An example of over inflated numbers can be found in Staffing for Technology Support, a white paper for education institutions.   Unfortunately, these folks are trying to apply staffing ratios from MIT's Project Athena to the rest of the world. This is flawed for three reasons. First, most sites don't have the sophisticated tools that Athena had. Second, Athena had people who make Athena run which were not capture in their ratios: student volunteers that did a lot of work and hard core system programmer that developed tools which met MIT's requirements. Finally, MITs user population is not an average user population.

David Cappuccio of the Gartner Group suggested in his article Know The Types: Sizing up Support Staffs that there are two ratios that you need to consider. The first ratio is staff to users, an attempt to capture the human part of the equation. This ratio is looking at how many people you need to do what is often called Tier I, help desk, or user support. The second ratio is the number of machines and subsystems per staff, that is capturing how many people are needed to take care of the technical infrastructure.

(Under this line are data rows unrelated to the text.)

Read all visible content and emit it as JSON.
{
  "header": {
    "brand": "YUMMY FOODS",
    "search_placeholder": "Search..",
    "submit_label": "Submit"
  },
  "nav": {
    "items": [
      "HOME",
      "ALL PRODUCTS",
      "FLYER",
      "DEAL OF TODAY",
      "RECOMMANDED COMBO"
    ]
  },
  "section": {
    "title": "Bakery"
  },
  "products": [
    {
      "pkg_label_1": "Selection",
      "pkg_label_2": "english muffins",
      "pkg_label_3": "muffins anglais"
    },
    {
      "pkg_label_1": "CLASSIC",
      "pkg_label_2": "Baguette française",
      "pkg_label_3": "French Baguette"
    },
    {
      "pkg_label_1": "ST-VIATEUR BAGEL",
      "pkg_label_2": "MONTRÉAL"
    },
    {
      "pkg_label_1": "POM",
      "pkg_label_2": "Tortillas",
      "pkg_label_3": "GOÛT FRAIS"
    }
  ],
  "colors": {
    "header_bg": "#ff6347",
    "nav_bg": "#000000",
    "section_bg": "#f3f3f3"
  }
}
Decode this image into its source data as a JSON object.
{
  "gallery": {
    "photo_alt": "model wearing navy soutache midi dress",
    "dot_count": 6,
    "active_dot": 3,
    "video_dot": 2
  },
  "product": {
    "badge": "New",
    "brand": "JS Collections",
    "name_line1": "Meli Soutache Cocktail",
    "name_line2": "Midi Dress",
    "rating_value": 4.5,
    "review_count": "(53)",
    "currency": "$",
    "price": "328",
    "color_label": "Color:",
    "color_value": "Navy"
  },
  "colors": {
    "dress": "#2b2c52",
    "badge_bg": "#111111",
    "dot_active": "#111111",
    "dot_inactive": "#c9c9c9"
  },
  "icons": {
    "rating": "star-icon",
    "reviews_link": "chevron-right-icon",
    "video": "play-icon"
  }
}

While I like David's framework, I think that his ratios are too high for user support, and that he has failed to capture the diverse set of technologies most organizations deploy: there is much more than print, file, web, and database servers. There are directory, security, messaging, and collaborative services. To complicate matters, many sites are heterogeneous requiring extra efforts to make one service work for all clients, or worse, resulting in the need services which are based on the client platform. A final complicating factor is that these services often have complex interactions and dependencies which makes them more difficult to deploy and maintain. The result is that David's ratios will result staffing which will be able to deliver only the most basic services at an adequate level.

The itbenchmark blog has a number of postings on the topic of staff sizing.

Conclusion

The number of administrators required varies greatly from site to site. The one constant is that there are rarely enough system administrators for the responsibilities that they have. My personal experience is that it is possible for a single person to maintain up to 120 machines (with three different platforms) and give adequate user services to a fairly sophisticated user population. My time is divided between user services (30 percent), general system administration tasks (20 percent), installing new machines and hardware/network support (10 percent), software installation and maintenance (40 percent), custom software development and tracking of trends (25 percent), and site planning (10 percent). You will note that this adds up to 135 percent.

About the Author

Mark Verber wrote the first edition of this article while he was working for the Physics Department at The Ohio State University based on his eleven years of experience providing computing services to an large numbers of under-graduate students, and supporting a moderate number of highly technical graduate students, research staff, and faculty members. This article has been revised based on an additional sixteen years on experience in industry having worked at Xerox's Palo Alto Research Center supporting researchers and running core infrastructure for Xerox's world wide corporate network, WebTV/Microsoft supporting approx 1M subscribers while working about security issues, Tellme Networks where he built the team and co-architected a service which delivered 99.994% serviceability to fortune 100 companies, and now Metaweb Technologies where is his the director operations.